20.4.08

La fisura

El agua que cae sobre un cuerpo desnudo situado en una habitación, y a su vez parado detrás de una cortina, hace que uno trabaje; que al compás de sus manos acariciando, refregando y tocando el cerebro imagine e invente. Por lo general, la música elegida para tal solemne ocasión ayuda un poco. Uno puede no percatarse y pensar que oh, qué bien, se me ha ocurrido esta genialidad en completísima soledad. Otras veces uno sorprende una frase que escucha a alguien cantar y la sujeta de sus patitas de letras, y la trae para acá y comienza a crearle personajes y lugares y heridas. En ciertos momentos a uno le da pena inventar heridas infectadas, y levantando el jabón, hace un gesto con la boca que simplemente borra todo lo mentalmente escrito.
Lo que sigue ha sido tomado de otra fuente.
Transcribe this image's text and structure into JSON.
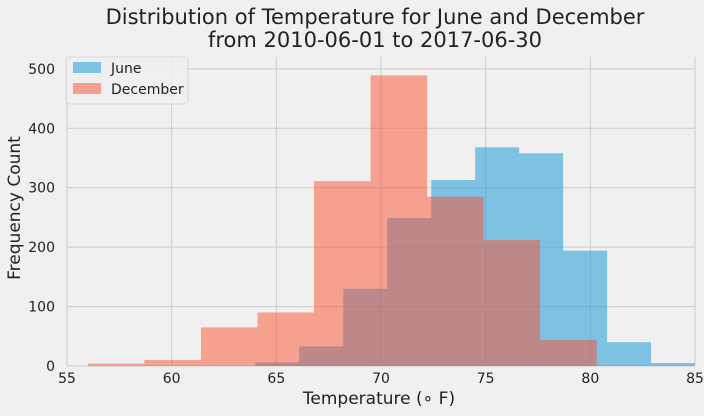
{
  "chart_data": {
    "type": "histogram",
    "title": "Distribution of Temperature for June and December",
    "subtitle": "from 2010-06-01 to 2017-06-30",
    "xlabel": "Temperature ($^\\circ F$)",
    "xlabel_display": "Temperature (∘ F)",
    "ylabel": "Frequency Count",
    "xlim": [
      55,
      85
    ],
    "ylim": [
      0,
      520
    ],
    "xticks": [
      55,
      60,
      65,
      70,
      75,
      80,
      85
    ],
    "yticks": [
      0,
      100,
      200,
      300,
      400,
      500
    ],
    "grid": true,
    "legend_position": "upper-left",
    "series": [
      {
        "name": "June",
        "color": "#30a2da",
        "opacity": 0.6,
        "bin_edges": [
          64.0,
          66.1,
          68.2,
          70.3,
          72.4,
          74.5,
          76.6,
          78.7,
          80.8,
          82.9,
          85.0
        ],
        "counts": [
          6,
          33,
          130,
          249,
          313,
          368,
          358,
          194,
          40,
          5
        ]
      },
      {
        "name": "December",
        "color": "#fc4f30",
        "opacity": 0.5,
        "bin_edges": [
          56.0,
          58.7,
          61.4,
          64.1,
          66.8,
          69.5,
          72.2,
          74.9,
          77.6,
          80.3
        ],
        "counts": [
          4,
          10,
          65,
          90,
          311,
          489,
          285,
          212,
          44
        ]
      }
    ]
  }
}
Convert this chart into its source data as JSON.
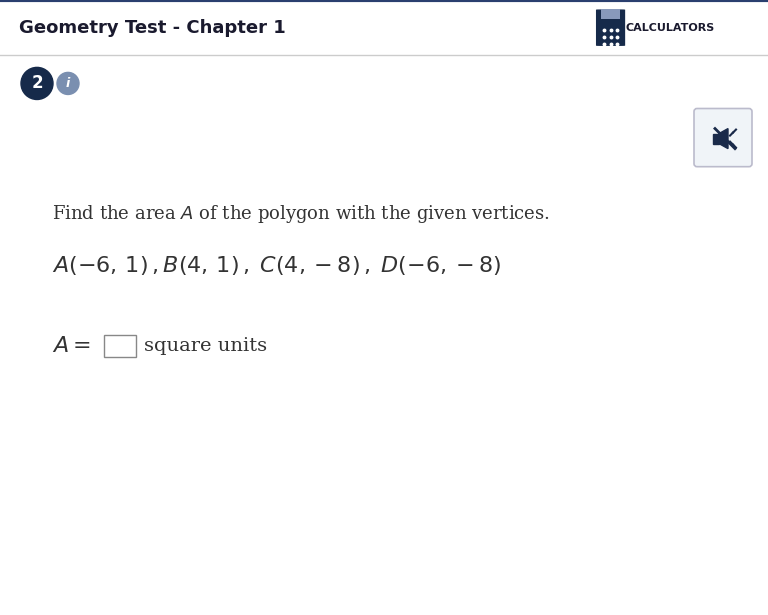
{
  "title": "Geometry Test - Chapter 1",
  "header_bg": "#e8e8e8",
  "header_border_top": "#2a3f6f",
  "header_border_bottom": "#cccccc",
  "header_text_color": "#1a1a2e",
  "calculators_text": "CALCULATORS",
  "question_number": "2",
  "question_number_bg": "#162a4a",
  "info_circle_bg": "#8899bb",
  "info_text": "i",
  "body_bg": "#ffffff",
  "body_text_color": "#333333",
  "font_size_title": 13,
  "font_size_body": 13,
  "font_size_vertices": 14,
  "font_size_answer": 14,
  "mute_icon_bg": "#f0f4f8",
  "mute_icon_border": "#aaaaaa",
  "calc_icon_color": "#162a4a"
}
Después de cerrar las canillas me senté en mi inodoro de tapa gris, todavía escuchando al mismo tipo cantar, y agarré una frase. Era una de dieciséis palabras con tildes (que hacen a la estética) y estaba en mi canción predilecta del álbum.
La frase quedó sobre mi pelo y bajó hasta las rodillas mientras me cambiaba. Una vez salida yo del baño, me dirigía a mi habitación cuando la frase cayó y se quebró en dos. Mi piso era demasiado duro para tan fragilidad de palabra, y la pobre no lo resistió. De inmediato busqué cinta aisladora y la uní. Yacía sobre mi palma, un tanto marchita y afligida. La puse arriba de la mesa de la cocina mientras yo preparaba mi cena. A cada instante volteaba a mirarla, y en una de esas, la hoja de mi cuchillo tajó mi dedo mayor. Me lo merecía, pensé, la dejé caer, la transporté a un estado de dolor punzante; cómo duelen las palabras.
Dejé la cena por la mitad y me hice de algunas hojas blancas de tipo oficio, lápiz y goma, y me puse a dibujar la frase, la P con que comenzaba, las letras siguientes redondeadas, horribles me quedaban. La frase se retorcía contra mis papeles abollados, me imploraba que la deje morir en paz, y mis lágrimas le hacían peor; no llores, llegó a decirme. Me recordaba a un cascarudo negro; pero ella era verde; un cascarudo al que le han quitado una pata, y ya quiere morir; dejen que me vaya. La frase se calmó luego de unos minutos. Pude sentir que todavía existía, pero estaba tranquila.
Completé mi cena y la miré nuevamente. Ahora era un bollito de letras a un lado de mi plato. Estaba durmiendo, y sonreí. Descubrí cómo duermen las palabras cuando cierro mis libros, me dije. Me gustaba imaginarme a las letras en esas situaciones. Una amiga, por ejemplo, siempre contaba lo feliz que sería durmiendo en una jota.
Yo me sentía mal por mi frase maltrecha. La había tratado sin cuidado, se había desprendido de mí hasta llegar casi a la muerte.
Me fui a dormir dejando a la frase sobre la mesa. Al otro día, la encontré estiradita y con más luz. Se veía mejor, y yo también. Decididamente, quise dibujarla, escribirla y continuar lo que alguna vez había querido lograr con ella.
Desde ese día, sello todas las noches mis deudas con las palabras.